Elle fut fondée au VIe siècle par les Vénètes de la terra ferma fuyant l’invasion des Barbares. Ils s’établirent dans un archipel de petites îles où l’on ne trouvait guère que des salines et des terrains agricoles. Leur ville a pourtant constitué la république la plus durable de l’histoire, puisqu’elle s’épanouit pendant près d’un millénaire, et elle a dominé toute la Méditerranée orientale par sa puissance maritime et son rayonnement artistique. Politiquement, Venise a tenu tête au reste de l’Occident pendant des siècles avant de décliner au point de devenir le jouet de Bonaparte. À l’époque de la Renaissance, ses liens avec l’Orient avaient fait d’elle comme un prolongement très original de la glorieuse Byzance. Son renouvellement génial de l’héritage de l’Antiquité grecque, son humanisme créateur allant de pair avec un refus de la Réforme alors en cours — refus partiel, car une partie des nobles lui était favorable —, son baroquisme fascinant non moins que son combat continuel pour se distancier de Rome furent autant de facteurs qui lui ont donné une place unique dans l’histoire de l’Europe.
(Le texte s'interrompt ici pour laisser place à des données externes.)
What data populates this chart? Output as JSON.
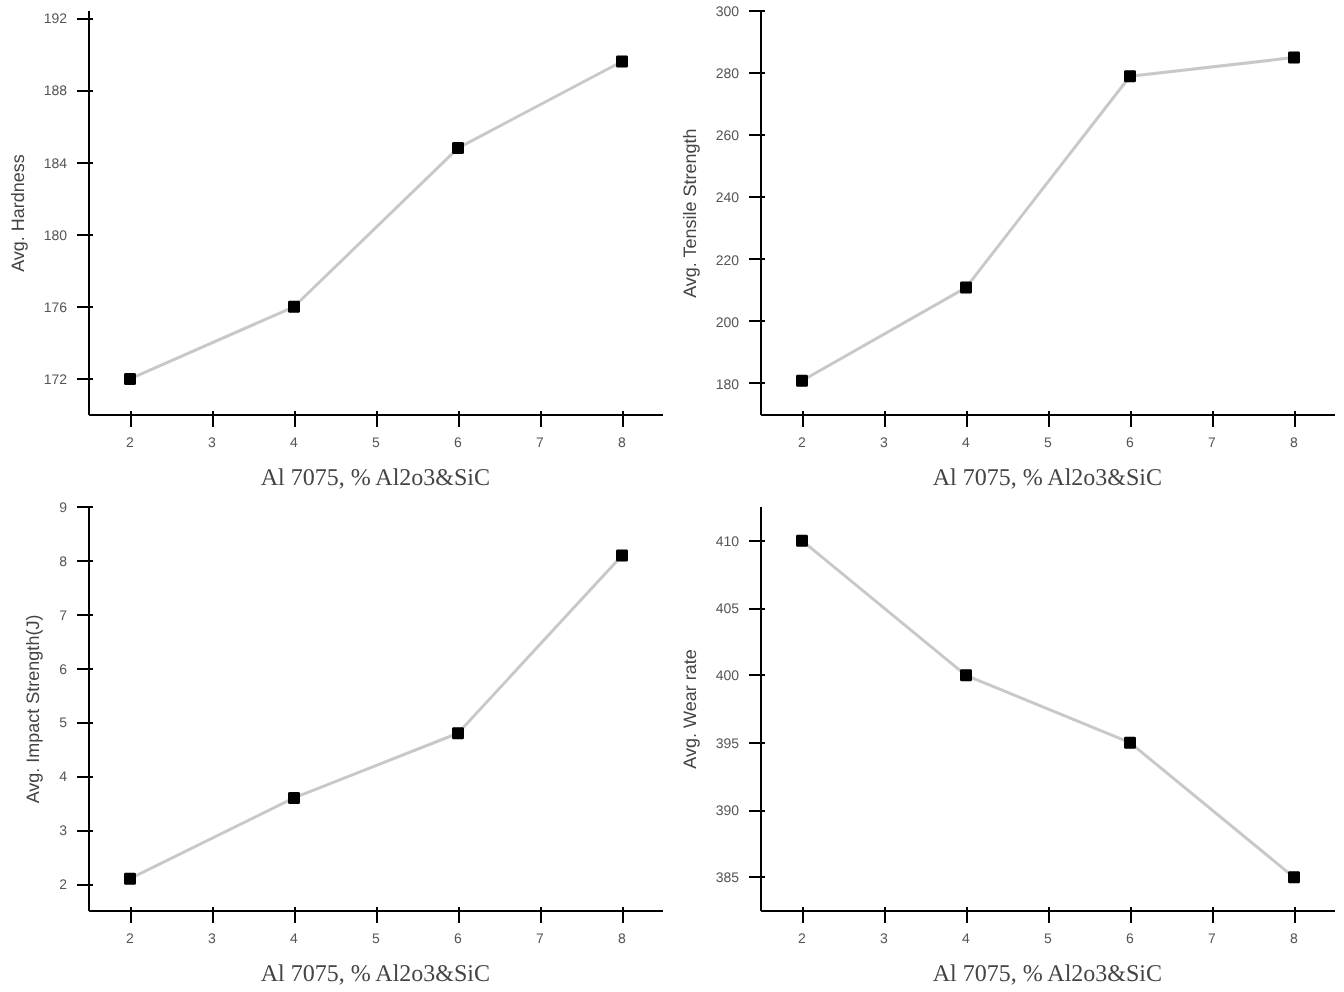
{
  "chart_data": [
    {
      "type": "line",
      "xlabel": "Al 7075, % Al2o3&SiC",
      "ylabel": "Avg. Hardness",
      "x": [
        2,
        4,
        6,
        8
      ],
      "series": [
        {
          "color": "#c8c8c8",
          "values": [
            172,
            176,
            184.8,
            189.6
          ]
        }
      ],
      "xlim": [
        1.5,
        8.5
      ],
      "xticks": [
        2,
        3,
        4,
        5,
        6,
        7,
        8
      ],
      "ylim": [
        170,
        192.4
      ],
      "yticks": [
        172,
        176,
        180,
        184,
        188,
        192
      ],
      "marker": "square",
      "grid": false
    },
    {
      "type": "line",
      "xlabel": "Al 7075, % Al2o3&SiC",
      "ylabel": "Avg. Tensile Strength",
      "x": [
        2,
        4,
        6,
        8
      ],
      "series": [
        {
          "color": "#c8c8c8",
          "values": [
            181,
            211,
            279,
            285
          ]
        }
      ],
      "xlim": [
        1.5,
        8.5
      ],
      "xticks": [
        2,
        3,
        4,
        5,
        6,
        7,
        8
      ],
      "ylim": [
        170,
        300
      ],
      "yticks": [
        180,
        200,
        220,
        240,
        260,
        280,
        300
      ],
      "marker": "square",
      "grid": false
    },
    {
      "type": "line",
      "xlabel": "Al 7075, % Al2o3&SiC",
      "ylabel": "Avg. Impact Strength(J)",
      "x": [
        2,
        4,
        6,
        8
      ],
      "series": [
        {
          "color": "#c8c8c8",
          "values": [
            2.1,
            3.6,
            4.8,
            8.1
          ]
        }
      ],
      "xlim": [
        1.5,
        8.5
      ],
      "xticks": [
        2,
        3,
        4,
        5,
        6,
        7,
        8
      ],
      "ylim": [
        1.5,
        9
      ],
      "yticks": [
        2,
        3,
        4,
        5,
        6,
        7,
        8,
        9
      ],
      "marker": "square",
      "grid": false
    },
    {
      "type": "line",
      "xlabel": "Al 7075, % Al2o3&SiC",
      "ylabel": "Avg. Wear rate",
      "x": [
        2,
        4,
        6,
        8
      ],
      "series": [
        {
          "color": "#c8c8c8",
          "values": [
            410,
            400,
            395,
            385
          ]
        }
      ],
      "xlim": [
        1.5,
        8.5
      ],
      "xticks": [
        2,
        3,
        4,
        5,
        6,
        7,
        8
      ],
      "ylim": [
        382.5,
        412.5
      ],
      "yticks": [
        385,
        390,
        395,
        400,
        405,
        410
      ],
      "marker": "square",
      "grid": false
    }
  ]
}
Avec ses soixante mille habitants tout juste — ils étaient cent vingt mille au XVe siècle, bien que la peste eût emporté la moitié de la population en 1348 —, la cité aux musées incomparables et aux églises regorgeant d’inestimables trésors exerce depuis toujours une fascination sans borne sur les étrangers, hommes de lettres ou historiens d’art, jeunes gens assoiffés de découvertes, et tout particulièrement sur les amants du monde entier. Une attirance n’excluant pas le rejet mélancolique, comme l’attestent les célèbres amoureux de Venise que furent Pétrarque, Casanova, Byron, Rilke, Nietzsche ou Ruskin, lequel se considérait comme le témoin-clé de l’apocalypse vénitienne4 et dont Proust suivit les traces lors de deux voyages sur les rives de la lagune.